Joan had already made great strides in presenting the mediterranean music of Mallorca as something easily relatable in other Blau releases but Silencio Roto presented it in abstraction, with mystery. Silencio Roto was what the sound of those Balearic islands could potentially be. One year later, For A Future Smile knowingly took it one step further.
The giant English record label Polygram was interested in cashing in on the New Age craze. Using a subsidiary they’d dub Theta, Polygram rounded up a few artists like Steve Parsons, Scarlett Rivera, and Stephen Russell. What they were missing, though, was a star. Originally, someone in Theta stumbled upon Silencio Roto on TV and realized there was something unique there. Joan Bibiloni was contacted, afforded a three year contract, and pitched to the idea of using that album as his English/worldwide debut. Joan, wary of repeating himself, instead shared with them new compositions written entirely as demos using only drum machines and synths he had in his studio. Those fledgling compositions came to be fleshed out in what became For A Future Smile.
Joan had scarcely an idea of what New Age meant but he knew enough to actually use that label to his own benefit. For sure, he didn’t want to create anymore jazz fusion. Theta wanted easy listening instrumental music and Joan instead gave them what new explorations he had been crafting. As he revealed in Spanish interviews, Joan felt moved by the music of ECM and more minimal music tracking around his shores. What he didn’t want to do was create “New Age” as the label aspired him to, one full of pretension and noodling tedium. Joan wanted to really go “out” there – make something that moved you.

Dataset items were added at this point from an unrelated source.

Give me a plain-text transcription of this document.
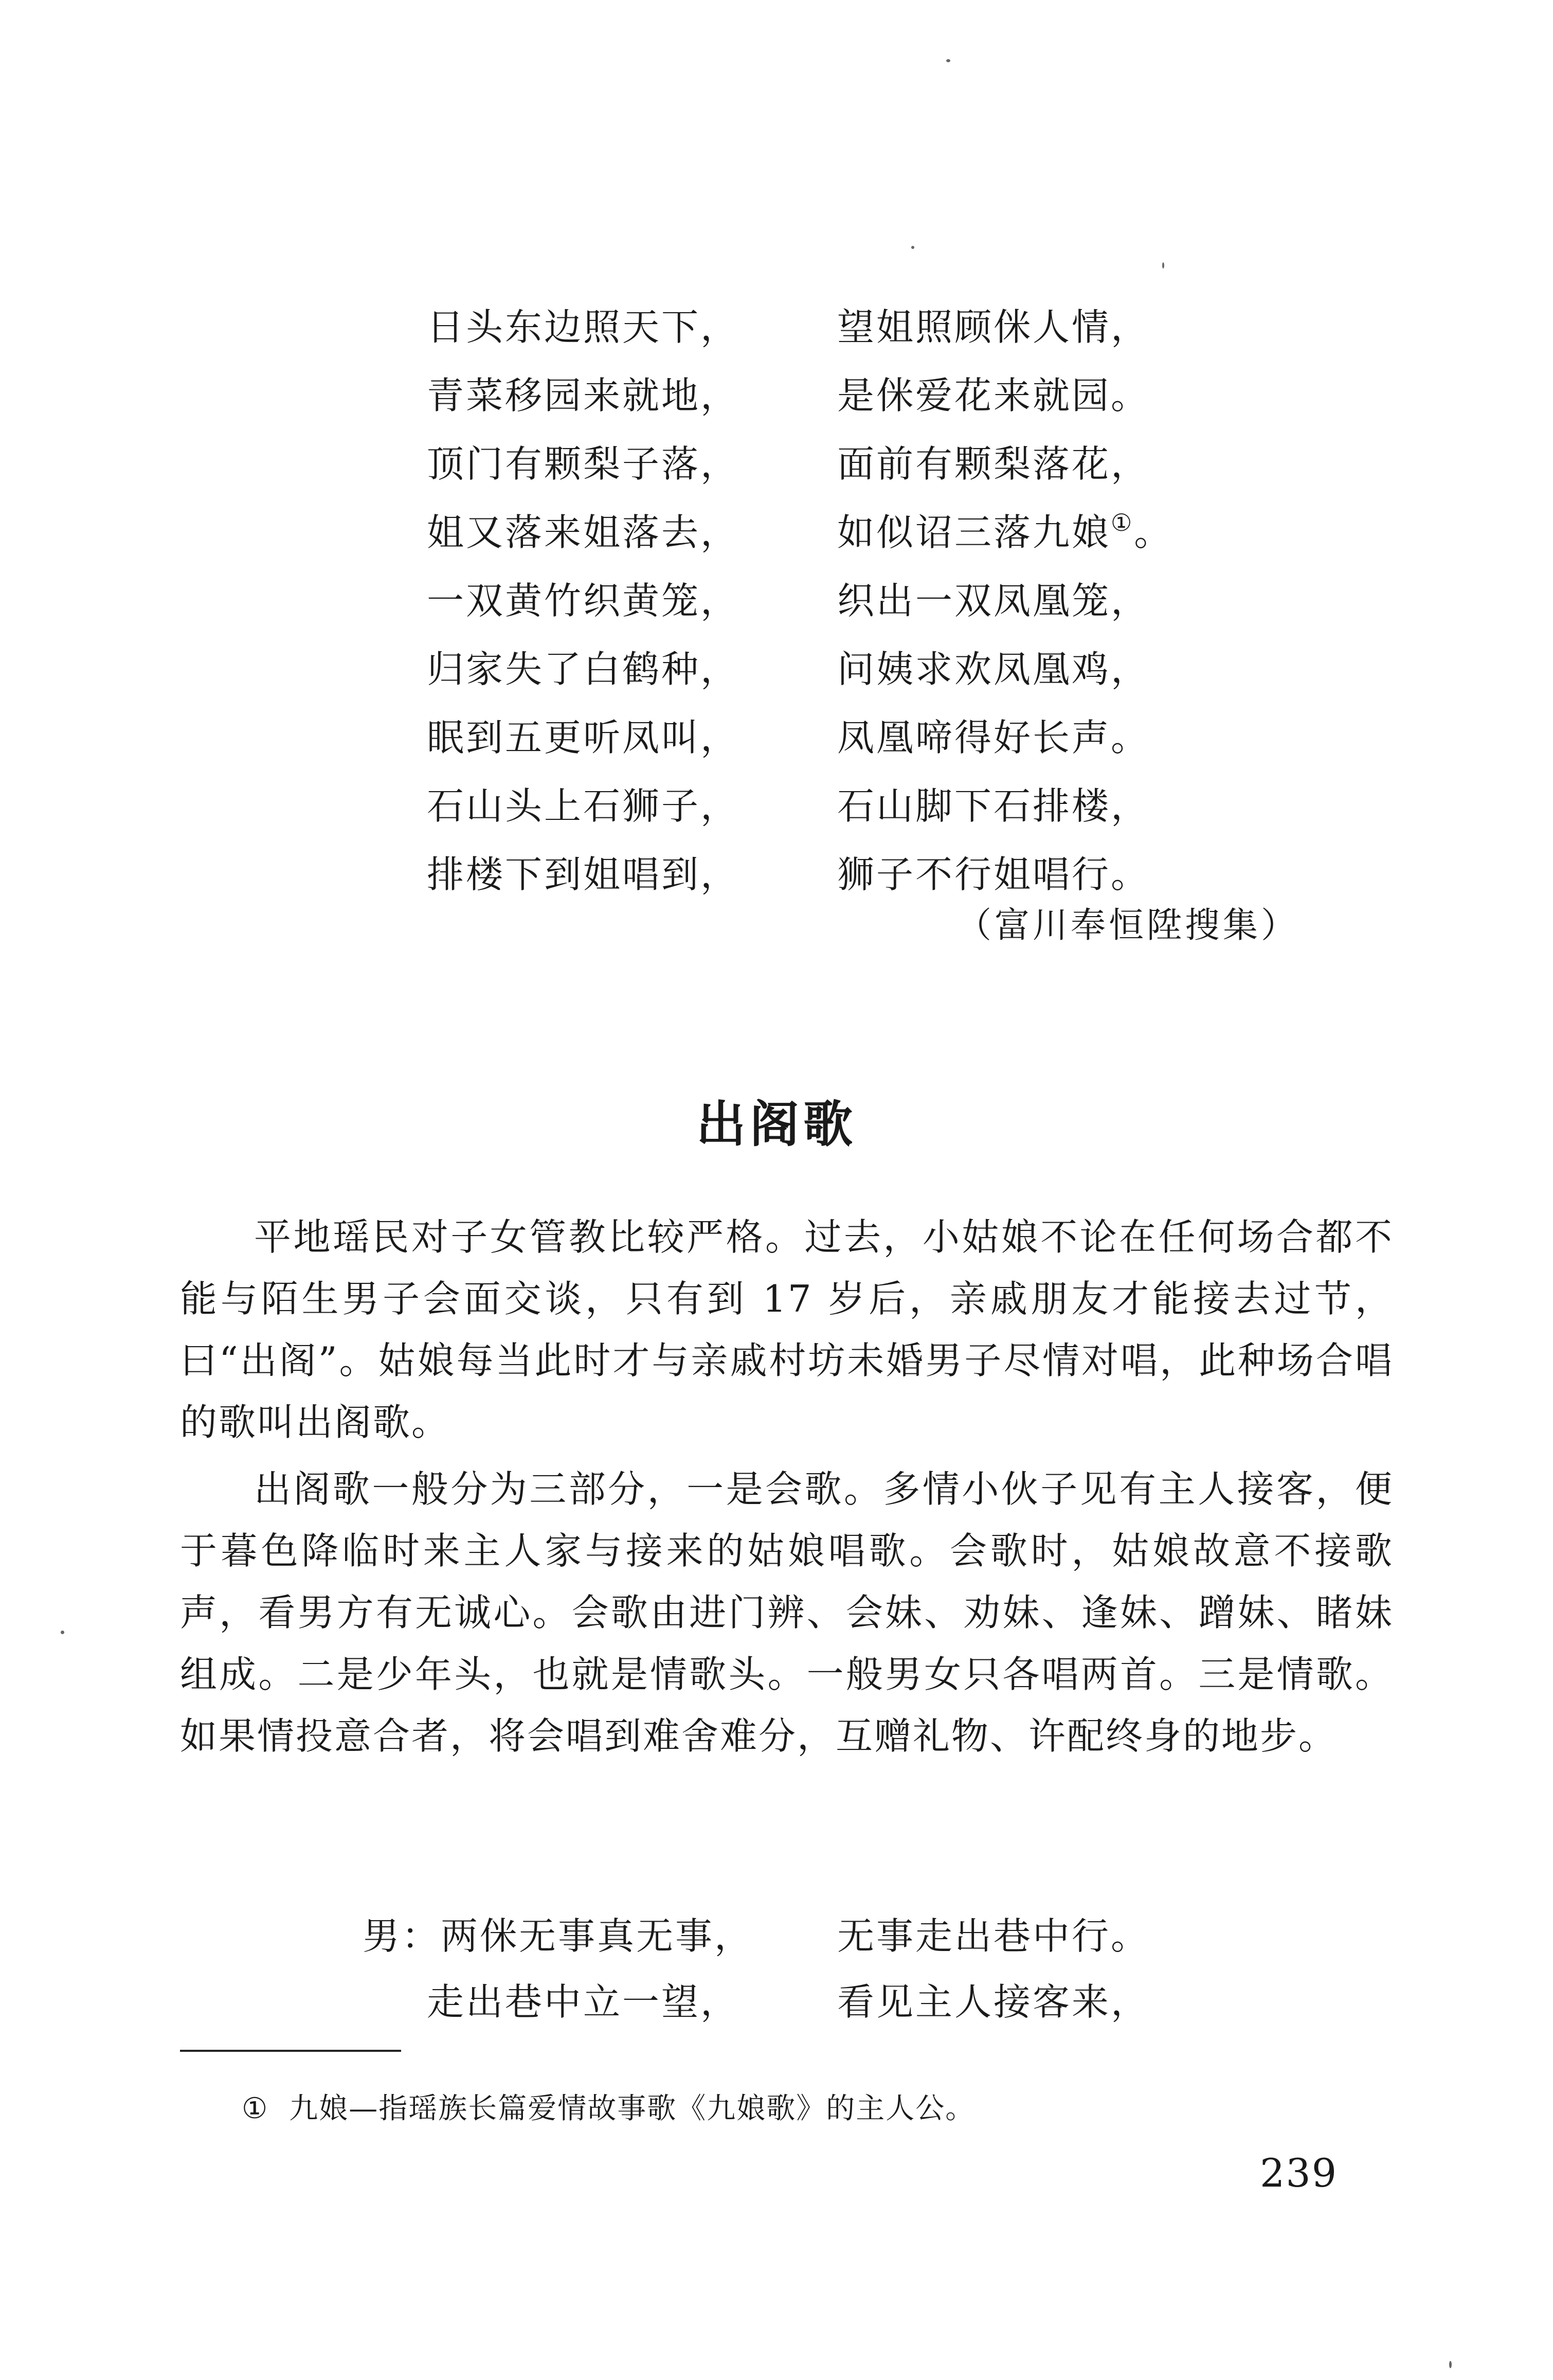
日头东边照天下，	望姐照顾侎人情，
青菜移园来就地，	是侎爱花来就园。
顶门有颗梨子落，	面前有颗梨落花，
姐又落来姐落去，	如似诏三落九娘①。
一双黄竹织黄笼，	织出一双凤凰笼，
归家失了白鹤种，	问姨求欢凤凰鸡，
眠到五更听凤叫，	凤凰啼得好长声。
石山头上石狮子，	石山脚下石排楼，
排楼下到姐唱到，	狮子不行姐唱行。
（富川奉恒陞搜集）
出阁歌

平地瑶民对子女管教比较严格。过去，小姑娘不论在任何场合都不能与陌生男子会面交谈，只有到 17 岁后，亲戚朋友才能接去过节，曰“出阁”。姑娘每当此时才与亲戚村坊未婚男子尽情对唱，此种场合唱的歌叫出阁歌。

出阁歌一般分为三部分，一是会歌。多情小伙子见有主人接客，便于暮色降临时来主人家与接来的姑娘唱歌。会歌时，姑娘故意不接歌声，看男方有无诚心。会歌由进门辨、会妹、劝妹、逢妹、蹭妹、睹妹组成。二是少年头，也就是情歌头。一般男女只各唱两首。三是情歌。如果情投意合者，将会唱到难舍难分，互赠礼物、许配终身的地步。

男：两侎无事真无事， 无事走出巷中行。
走出巷中立一望，	看见主人接客来，
① 九娘—指瑶族长篇爱情故事歌《九娘歌》的主人公。
239
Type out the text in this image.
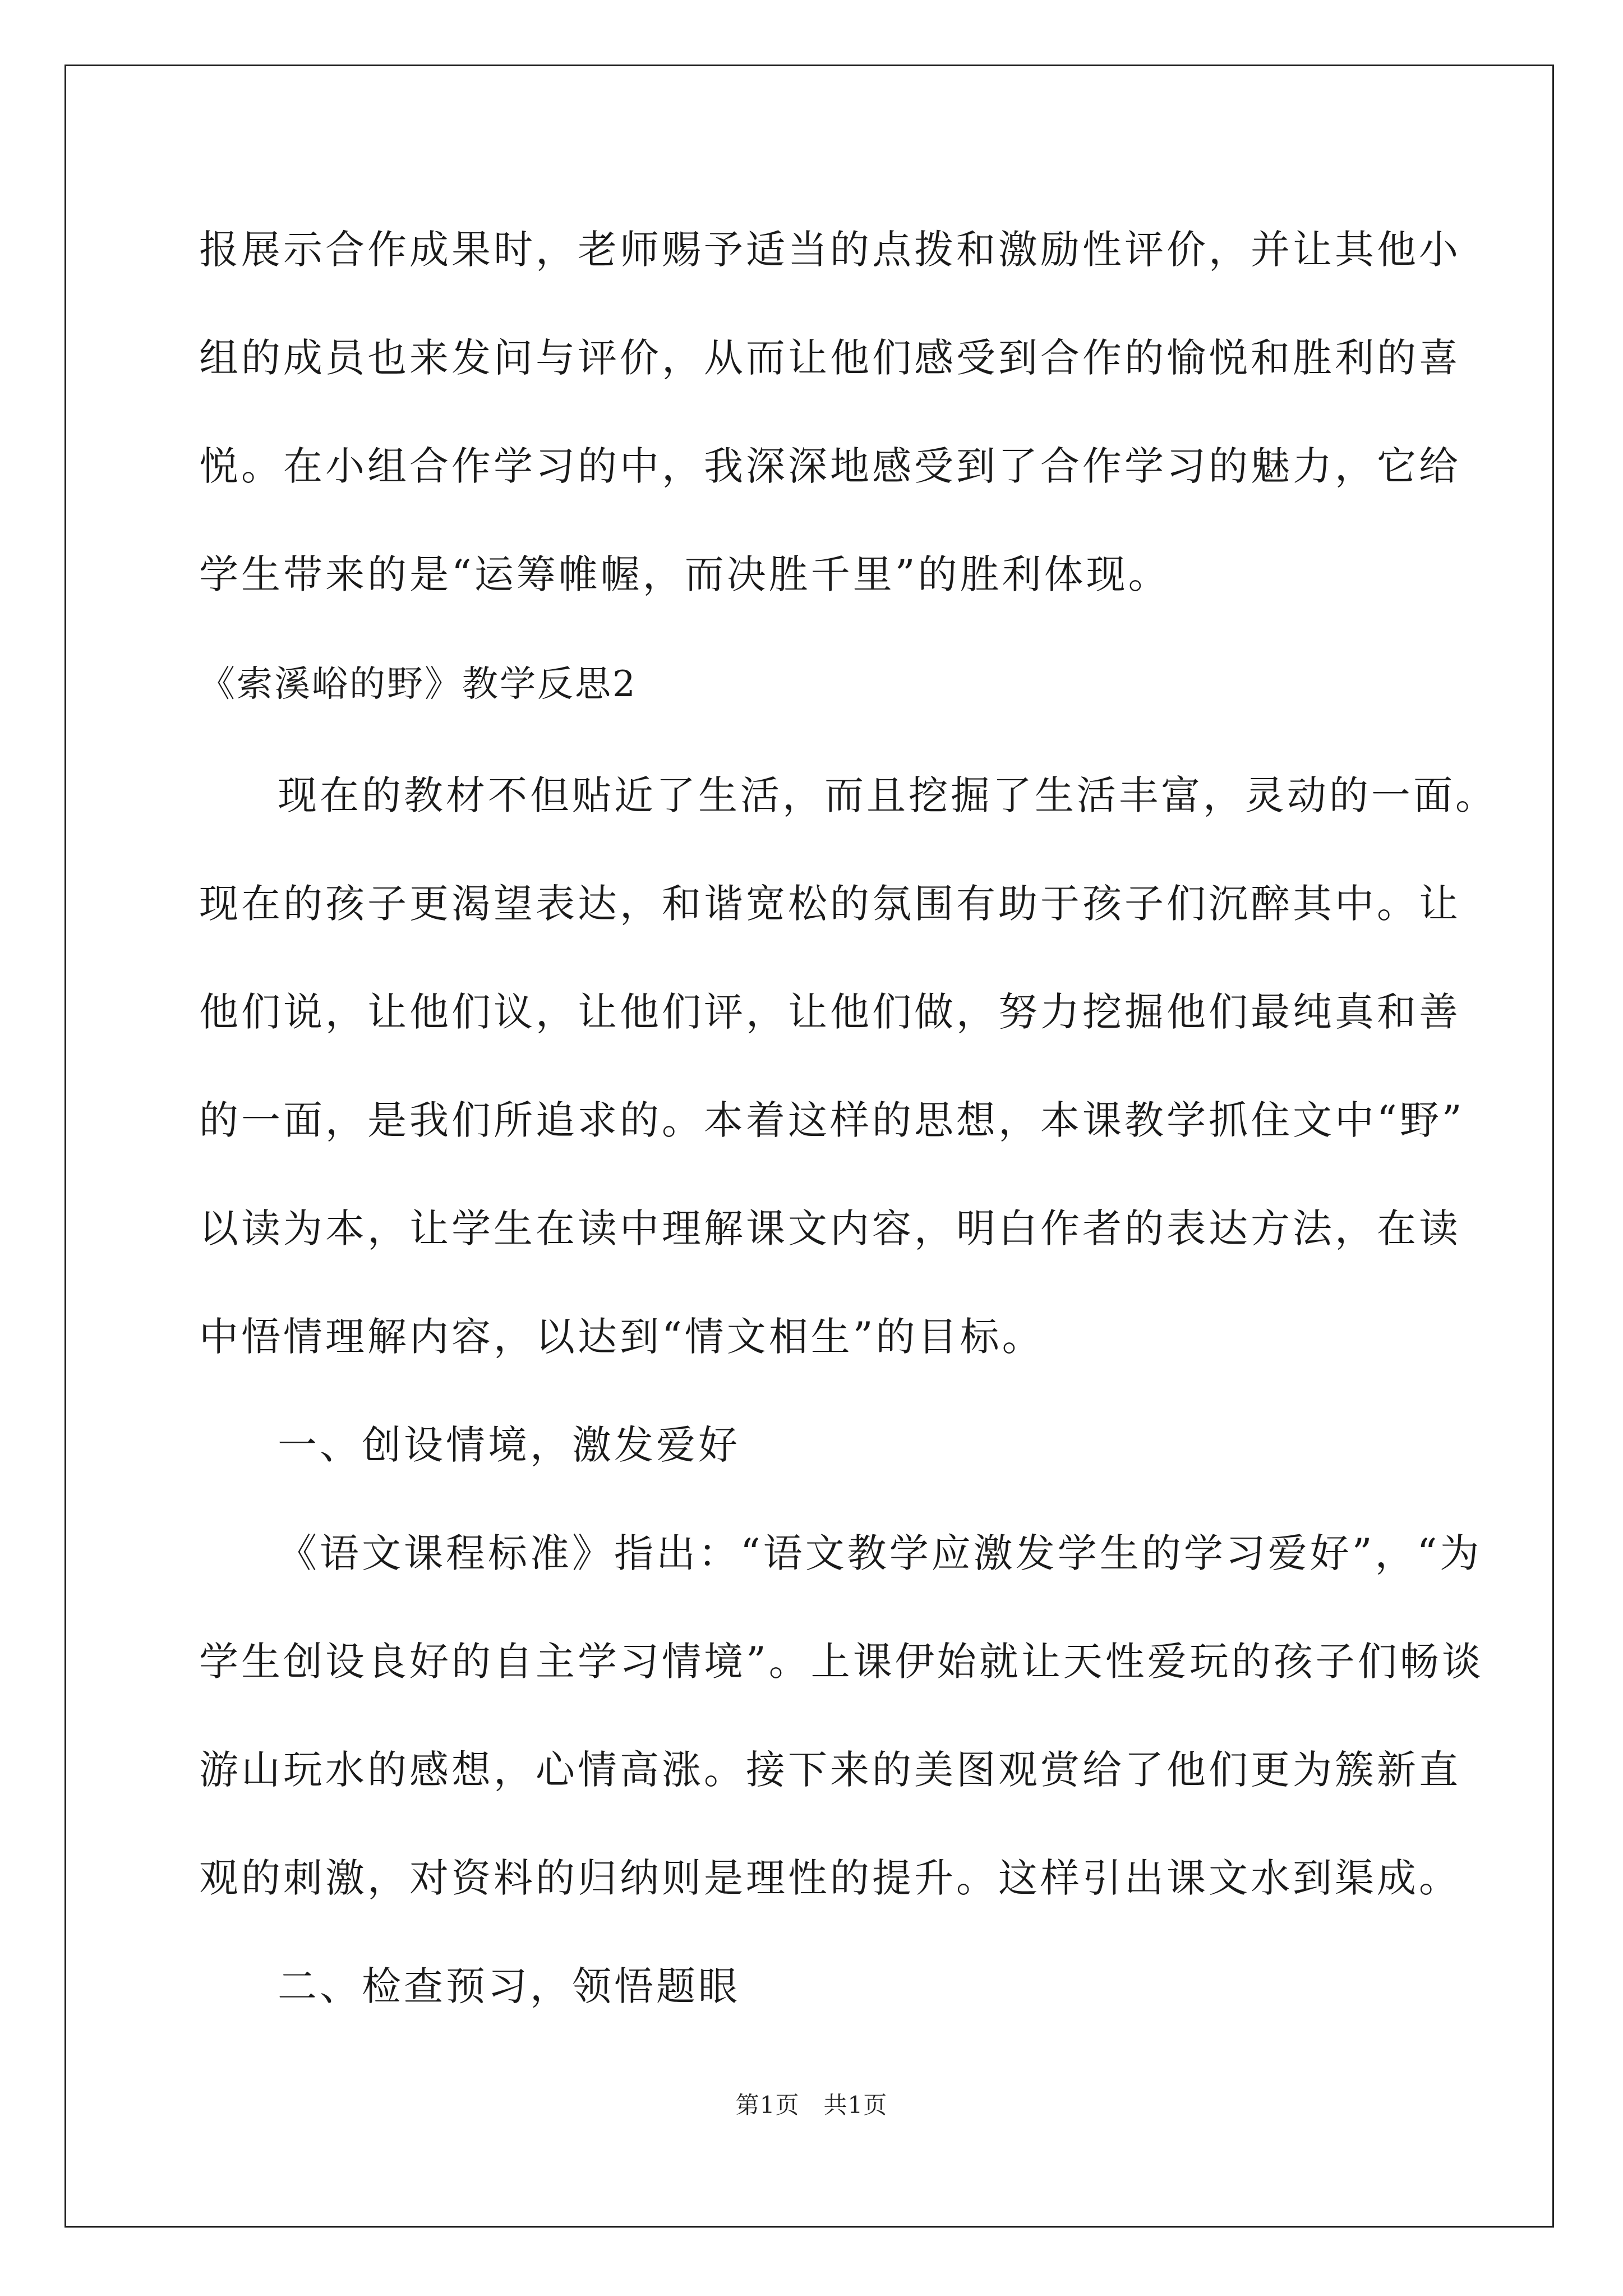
报展示合作成果时，老师赐予适当的点拨和激励性评价，并让其他小
组的成员也来发问与评价，从而让他们感受到合作的愉悦和胜利的喜
悦。在小组合作学习的中，我深深地感受到了合作学习的魅力，它给
学生带来的是“运筹帷幄，而决胜千里”的胜利体现。
《索溪峪的野》教学反思2
现在的教材不但贴近了生活，而且挖掘了生活丰富，灵动的一面。
现在的孩子更渴望表达，和谐宽松的氛围有助于孩子们沉醉其中。让
他们说，让他们议，让他们评，让他们做，努力挖掘他们最纯真和善
的一面，是我们所追求的。本着这样的思想，本课教学抓住文中“野”
以读为本，让学生在读中理解课文内容，明白作者的表达方法，在读
中悟情理解内容，以达到“情文相生”的目标。
一、创设情境，激发爱好
《语文课程标准》指出：“语文教学应激发学生的学习爱好”，“为
学生创设良好的自主学习情境”。上课伊始就让天性爱玩的孩子们畅谈
游山玩水的感想，心情高涨。接下来的美图观赏给了他们更为簇新直
观的刺激，对资料的归纳则是理性的提升。这样引出课文水到渠成。
二、检查预习，领悟题眼
第1页　共1页
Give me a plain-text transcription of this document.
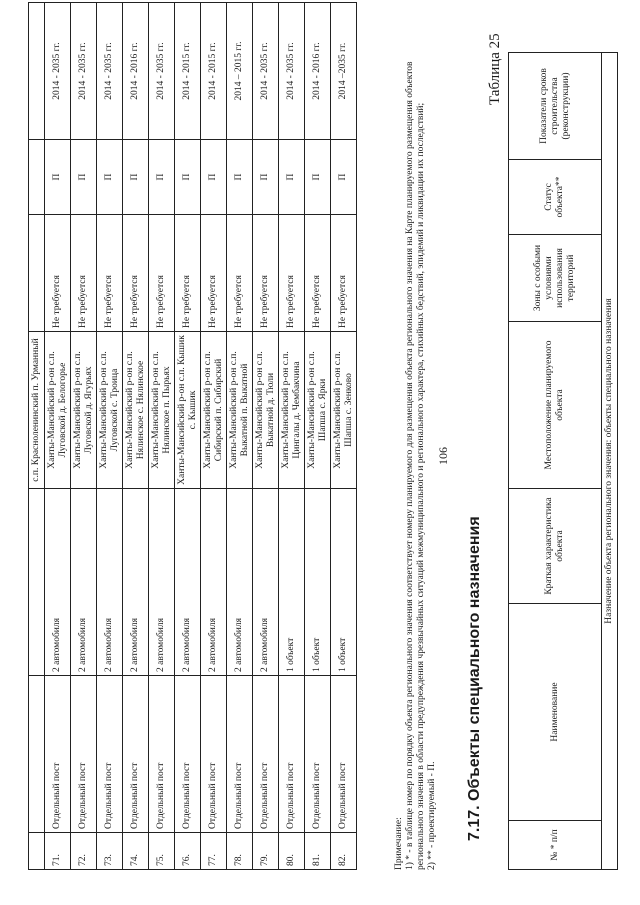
106
			с.п. Красноленинский п. Урманный			
71.	Отдельный пост	2 автомобиля	Ханты-Мансийский р-он с.п. Луговской д. Белогорье	Не требуется	П	2014 - 2035 гг.
72.	Отдельный пост	2 автомобиля	Ханты-Мансийский р-он с.п. Луговской д. Ягурьях	Не требуется	П	2014 - 2035 гг.
73.	Отдельный пост	2 автомобиля	Ханты-Мансийский р-он с.п. Луговской с. Троица	Не требуется	П	2014 - 2035 гг.
74.	Отдельный пост	2 автомобиля	Ханты-Мансийский р-он с.п. Нялинское с. Нялинское	Не требуется	П	2014 - 2016 гг.
75.	Отдельный пост	2 автомобиля	Ханты-Мансийский р-он с.п. Нялинское п. Пырьях	Не требуется	П	2014 - 2035 гг.
76.	Отдельный пост	2 автомобиля	Ханты-Мансийский р-он с.п. Кышик с. Кышик	Не требуется	П	2014 - 2015 гг.
77.	Отдельный пост	2 автомобиля	Ханты-Мансийский р-он с.п. Сибирский п. Сибирский	Не требуется	П	2014 - 2015 гг.
78.	Отдельный пост	2 автомобиля	Ханты-Мансийский р-он с.п. Выкатной п. Выкатной	Не требуется	П	2014 – 2015 гг.
79.	Отдельный пост	2 автомобиля	Ханты-Мансийский р-он с.п. Выкатной д. Тюли	Не требуется	П	2014 - 2035 гг.
80.	Отдельный пост	1 объект	Ханты-Мансийский р-он с.п. Цингалы д. Чембакчина	Не требуется	П	2014 - 2035 гг.
81.	Отдельный пост	1 объект	Ханты-Мансийский р-он с.п. Шапша с. Ярки	Не требуется	П	2014 - 2016 гг.
82.	Отдельный пост	1 объект	Ханты-Мансийский р-он с.п. Шапша с. Зенково	Не требуется	П	2014 –2035 гг.

Примечание: 1) * - в таблице номер по порядку объекта регионального значения соответствует номеру планируемого для размещения объекта регионального значения на Карте планируемого размещения объектов регионального значения в области предупреждения чрезвычайных ситуаций межмуниципального и регионального характера, стихийных бедствий, эпидемий и ликвидации их последствий; 2) ** - проектируемый - П. 7.17. Объекты специального назначения
Таблица 25
№ * п/п	Наименование	Краткая характеристика объекта	Местоположение планируемого объекта	Зоны с особыми условиями использования территорий	Статус объекта**	Показатели сроков строительства (реконструкции)
Назначение объекта регионального значения: объекты специального назначения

Using tape delay systems, sonic harmonizers, tracking drum machines, overdubbing synth and guitar parts, For A Future Smile was a refinement of everything he’d ever done before. Less meandering and more defined, well thought out, on this release Joan was forcing himself to really zero in on what was unique to his style and locale.
Personally, this is why I enjoy For A Future Smile the most, out of all his releases. If anyone can believe the myth, this was the album where the myth-making truly began. Never again would you find Joan as in control of the full scope of his talent, as he was here. Lately, whenever I play his album, usually in the morning, and I hear those first arpeggiating guitar lines of “Montenegro 8” my whole countenance just eases into the day. There is this overwhelming feeling of peaceful rumination that carries right through the album. For every intriguing sonic interplay, there is an equal zen-like, soft musical movement. By the time you’ve gotten through “After The Jungle”, “Val, I Vuw Ya”, “Ay, Ay, Ay” and all tracks in the between and thereafter, whatever darkness there was within you seems to evaporate – so strong is the easy, breezy power of For A Future Smile. There are even those times when Joan gives you faint vocalizations, as if too sensitive to us to ruin the greater mood. These are the tender, beautiful, human things that you tend to remember when you hear tracks like “Val, I Vuw Ya”, especially.
Is there such a thing as a late, late summer? If you believe Joan, there never seems to be anything but that, there, in Majorca.